Vario naviglio militare sta incrociando in questi giorni in diversi bacini marini. La politica ha indossato il “giubbetto di navigazione”.

Seguendo il copione della messinscena ucraina del novembre scorso nello stretto di Kerč, il cacciatorpediniere lanciamissili USA McCampbell” (DDG85; classe “Arleigh Burke”/II) ha solcato le acque attorno alle isole Paracel (Xīshā Qúndǎo, per la Cina) nel mar Cinese meridionale. Secondo la portavoce della Flotta del Pacifico, Rachel McMarr, l’unità sarebbe transitata 12 miglia al largo dell’arcipelago che, insieme alle Nánshā Qúndǎo (Isole Spratly) e all’atollo Huanyang (Scarborough), è conteso tra Cina, Viet Nam, Brunej, Malesia e Filippine.
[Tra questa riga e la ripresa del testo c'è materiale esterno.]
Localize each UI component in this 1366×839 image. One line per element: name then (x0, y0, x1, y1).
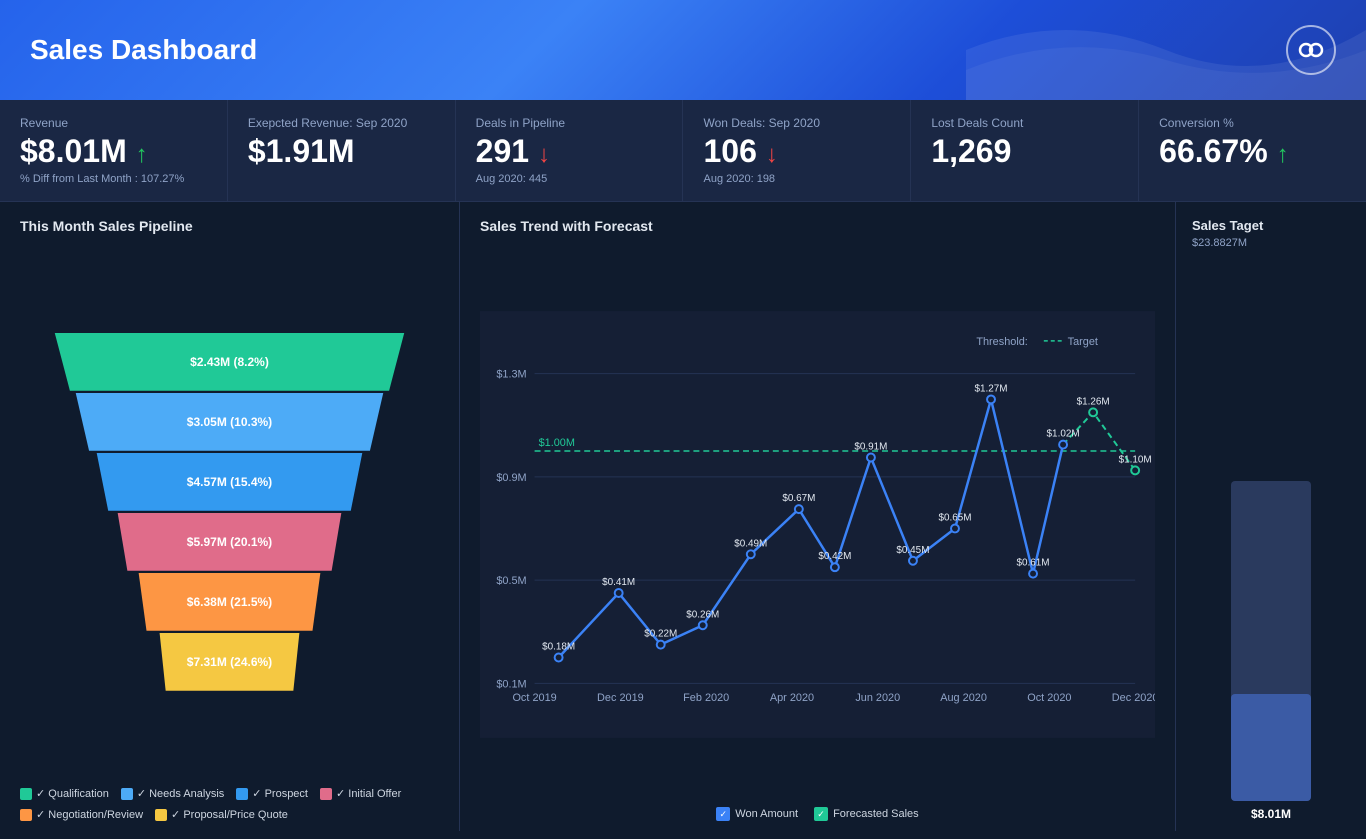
svg-text:$1.3M: $1.3M (496, 369, 526, 381)
svg-text:$0.67M: $0.67M (782, 493, 815, 504)
legend-label: ✓ Initial Offer (336, 787, 401, 800)
funnel-bar-2: $4.57M (15.4%) (85, 453, 374, 511)
funnel-bar-4: $6.38M (21.5%) (131, 573, 329, 631)
svg-text:$0.49M: $0.49M (734, 539, 767, 550)
kpi-value: 66.67% ↑ (1159, 134, 1346, 169)
svg-text:$0.42M: $0.42M (818, 551, 851, 562)
svg-text:Target: Target (1068, 336, 1098, 348)
funnel-legend-item: ✓ Negotiation/Review (20, 808, 143, 821)
funnel-legend-item: ✓ Prospect (236, 787, 308, 800)
kpi-card-conversion: Conversion % 66.67% ↑ (1139, 100, 1366, 201)
legend-check-icon: ✓ (814, 807, 828, 821)
svg-text:$1.26M: $1.26M (1077, 397, 1110, 408)
legend-check-icon: ✓ (716, 807, 730, 821)
svg-text:Apr 2020: Apr 2020 (770, 692, 814, 704)
target-bar-inner (1231, 694, 1311, 802)
header: Sales Dashboard (0, 0, 1366, 100)
kpi-card-revenue: Revenue $8.01M ↑ % Diff from Last Month … (0, 100, 228, 201)
svg-text:$0.9M: $0.9M (496, 472, 526, 484)
legend-label: ✓ Needs Analysis (137, 787, 224, 800)
funnel-legend-item: ✓ Proposal/Price Quote (155, 808, 288, 821)
legend-label: ✓ Proposal/Price Quote (171, 808, 288, 821)
kpi-label: Conversion % (1159, 116, 1346, 130)
funnel-legend-item: ✓ Initial Offer (320, 787, 401, 800)
target-amount: $23.8827M (1192, 237, 1247, 249)
svg-text:$1.10M: $1.10M (1119, 455, 1152, 466)
target-bar-value: $8.01M (1251, 807, 1291, 821)
kpi-value: $1.91M (248, 134, 435, 169)
kpi-label: Lost Deals Count (931, 116, 1118, 130)
kpi-sub: Aug 2020: 445 (476, 173, 663, 185)
svg-text:Jun 2020: Jun 2020 (855, 692, 900, 704)
kpi-card-expected-revenue: Exepcted Revenue: Sep 2020 $1.91M (228, 100, 456, 201)
main-content: This Month Sales Pipeline $2.43M (8.2%)$… (0, 202, 1366, 831)
funnel-legend: ✓ Qualification ✓ Needs Analysis ✓ Prosp… (20, 787, 439, 821)
kpi-sub: Aug 2020: 198 (703, 173, 890, 185)
svg-text:$0.22M: $0.22M (644, 629, 677, 640)
svg-text:$0.26M: $0.26M (686, 610, 719, 621)
kpi-label: Won Deals: Sep 2020 (703, 116, 890, 130)
kpi-card-lost-deals: Lost Deals Count 1,269 (911, 100, 1139, 201)
svg-text:Oct 2020: Oct 2020 (1027, 692, 1071, 704)
svg-text:$0.45M: $0.45M (896, 545, 929, 556)
target-bar-wrap: $8.01M (1192, 261, 1350, 821)
trend-title: Sales Trend with Forecast (480, 218, 1155, 234)
legend-label: ✓ Negotiation/Review (36, 808, 143, 821)
svg-text:$0.61M: $0.61M (1017, 558, 1050, 569)
kpi-value: 106 ↓ (703, 134, 890, 169)
svg-text:$1.00M: $1.00M (539, 437, 575, 449)
svg-text:$0.1M: $0.1M (496, 678, 526, 690)
kpi-value: 291 ↓ (476, 134, 663, 169)
funnel-bar-1: $3.05M (10.3%) (62, 393, 396, 451)
kpi-card-deals-pipeline: Deals in Pipeline 291 ↓ Aug 2020: 445 (456, 100, 684, 201)
svg-text:Dec 2019: Dec 2019 (597, 692, 644, 704)
target-panel: Sales Taget $23.8827M $8.01M (1176, 202, 1366, 831)
kpi-card-won-deals: Won Deals: Sep 2020 106 ↓ Aug 2020: 198 (683, 100, 911, 201)
svg-text:$0.18M: $0.18M (542, 642, 575, 653)
funnel-chart: $2.43M (8.2%)$3.05M (10.3%)$4.57M (15.4%… (20, 246, 439, 777)
trend-legend-label: Forecasted Sales (833, 808, 919, 820)
kpi-value: $8.01M ↑ (20, 134, 207, 169)
funnel-title: This Month Sales Pipeline (20, 218, 439, 234)
svg-text:Aug 2020: Aug 2020 (940, 692, 987, 704)
funnel-panel: This Month Sales Pipeline $2.43M (8.2%)$… (0, 202, 460, 831)
legend-label: ✓ Qualification (36, 787, 109, 800)
kpi-label: Revenue (20, 116, 207, 130)
trend-legend-label: Won Amount (735, 808, 798, 820)
page-title: Sales Dashboard (30, 34, 257, 66)
kpi-sub: % Diff from Last Month : 107.27% (20, 173, 207, 185)
funnel-bar-0: $2.43M (8.2%) (40, 333, 420, 391)
funnel-legend-item: ✓ Qualification (20, 787, 109, 800)
svg-text:$1.02M: $1.02M (1047, 429, 1080, 440)
svg-text:$0.41M: $0.41M (602, 577, 635, 588)
trend-chart: $1.3M $0.9M $0.5M $0.1M $1.00M Threshold: Targ… (480, 246, 1155, 803)
svg-text:$1.27M: $1.27M (974, 384, 1007, 395)
svg-text:Oct 2019: Oct 2019 (512, 692, 556, 704)
kpi-value: 1,269 (931, 134, 1118, 169)
trend-legend: ✓ Won Amount ✓ Forecasted Sales (480, 807, 1155, 821)
legend-label: ✓ Prospect (252, 787, 308, 800)
svg-text:Feb 2020: Feb 2020 (683, 692, 729, 704)
funnel-legend-item: ✓ Needs Analysis (121, 787, 224, 800)
trend-panel: Sales Trend with Forecast $1.3M $0.9M $0.5… (460, 202, 1176, 831)
svg-text:$0.65M: $0.65M (938, 513, 971, 524)
svg-text:$0.91M: $0.91M (854, 442, 887, 453)
svg-text:Dec 2020: Dec 2020 (1112, 692, 1155, 704)
trend-legend-item: ✓ Won Amount (716, 807, 798, 821)
kpi-row: Revenue $8.01M ↑ % Diff from Last Month … (0, 100, 1366, 202)
svg-text:Threshold:: Threshold: (976, 336, 1028, 348)
svg-text:$0.5M: $0.5M (496, 575, 526, 587)
kpi-label: Deals in Pipeline (476, 116, 663, 130)
target-title: Sales Taget (1192, 218, 1263, 233)
target-bar-outer (1231, 481, 1311, 801)
funnel-bar-3: $5.97M (20.1%) (108, 513, 351, 571)
app-logo (1286, 25, 1336, 75)
kpi-label: Exepcted Revenue: Sep 2020 (248, 116, 435, 130)
trend-legend-item: ✓ Forecasted Sales (814, 807, 919, 821)
funnel-bar-5: $7.31M (24.6%) (154, 633, 306, 691)
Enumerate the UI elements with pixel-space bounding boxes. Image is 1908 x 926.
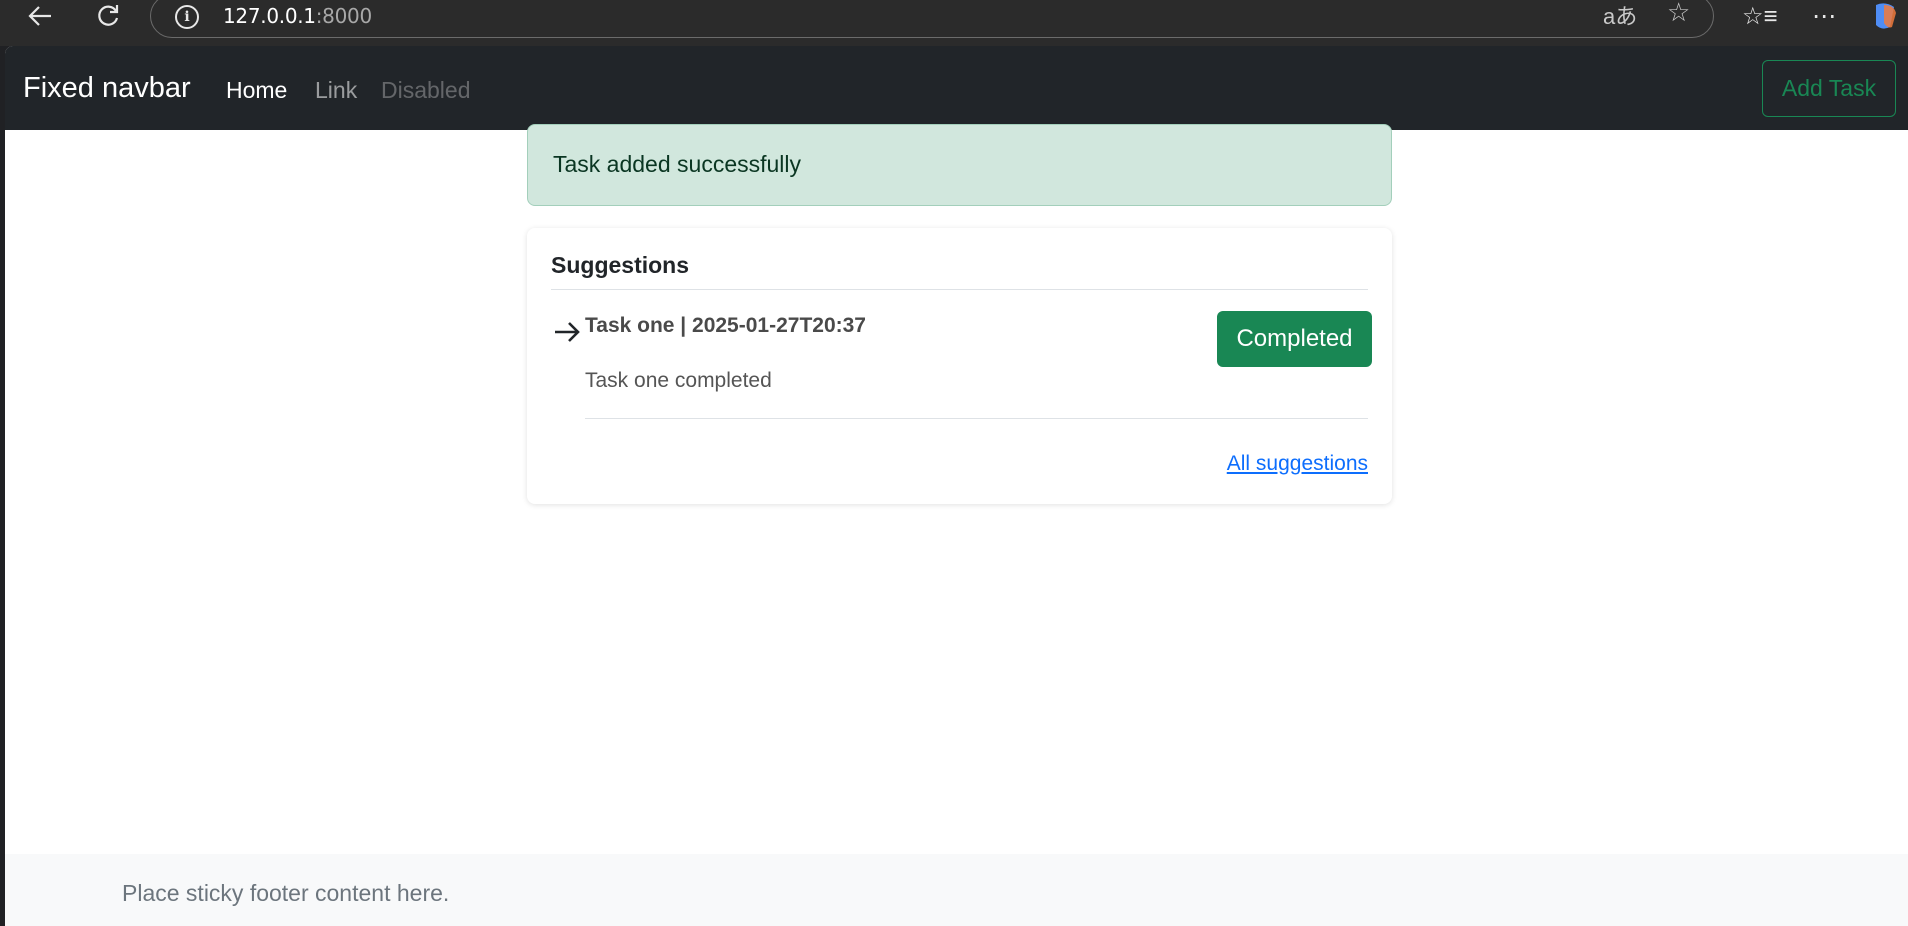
success-alert: Task added successfully [527, 124, 1392, 206]
more-icon[interactable]: ⋯ [1812, 0, 1836, 32]
address-bar[interactable]: i 127.0.0.1:8000 aあ ☆ [150, 0, 1714, 38]
card-title: Suggestions [551, 252, 690, 278]
nav-disabled-link: Disabled [381, 77, 471, 103]
add-task-button[interactable]: Add Task [1762, 60, 1896, 117]
nav-home-link[interactable]: Home [226, 77, 287, 104]
favorites-icon[interactable]: ☆≡ [1742, 0, 1778, 32]
site-info-icon[interactable]: i [175, 5, 199, 29]
all-suggestions-link[interactable]: All suggestions [1227, 452, 1368, 476]
suggestion-title: Task one | 2025-01-27T20:37 [585, 314, 866, 337]
footer-text: Place sticky footer content here. [122, 880, 450, 906]
completed-button[interactable]: Completed [1217, 311, 1372, 367]
navbar: Fixed navbar Home Link Disabled Add Task [5, 46, 1908, 130]
copilot-icon[interactable] [1870, 0, 1900, 32]
translate-icon[interactable]: aあ [1603, 0, 1637, 31]
page-viewport: Fixed navbar Home Link Disabled Add Task… [5, 46, 1908, 926]
sticky-footer: Place sticky footer content here. [5, 854, 1908, 926]
url-port: :8000 [315, 4, 372, 28]
reload-icon[interactable] [88, 0, 128, 32]
url-text[interactable]: 127.0.0.1:8000 [223, 4, 372, 28]
divider [551, 289, 1368, 290]
suggestions-card: Suggestions Task one | 2025-01-27T20:37 … [527, 228, 1392, 504]
navbar-brand[interactable]: Fixed navbar [23, 72, 191, 105]
back-arrow-icon[interactable] [20, 0, 60, 32]
divider [585, 418, 1368, 419]
star-icon[interactable]: ☆ [1667, 0, 1690, 28]
browser-toolbar: i 127.0.0.1:8000 aあ ☆ ☆≡ ⋯ [0, 0, 1908, 46]
alert-message: Task added successfully [553, 151, 802, 177]
suggestion-description: Task one completed [585, 369, 772, 392]
url-host: 127.0.0.1 [223, 4, 316, 28]
arrow-right-icon [553, 320, 581, 344]
nav-link-link[interactable]: Link [315, 77, 357, 104]
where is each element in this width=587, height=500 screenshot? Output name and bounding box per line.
McMarr ha ostentatamente aggiunto che, scopo della missione, è quello di “assicurare la libertà di navigazione” e “sfidare le eccessive pretese marittime”. Un chiaro riferimento alla Cina, che attribuisce le Paracel alla provincia di Hainan e che ha dunque immediatamente inviato nell’area proprio naviglio e ha invitato la Casa Bianca ad astenersi da ulteriori provocazioni.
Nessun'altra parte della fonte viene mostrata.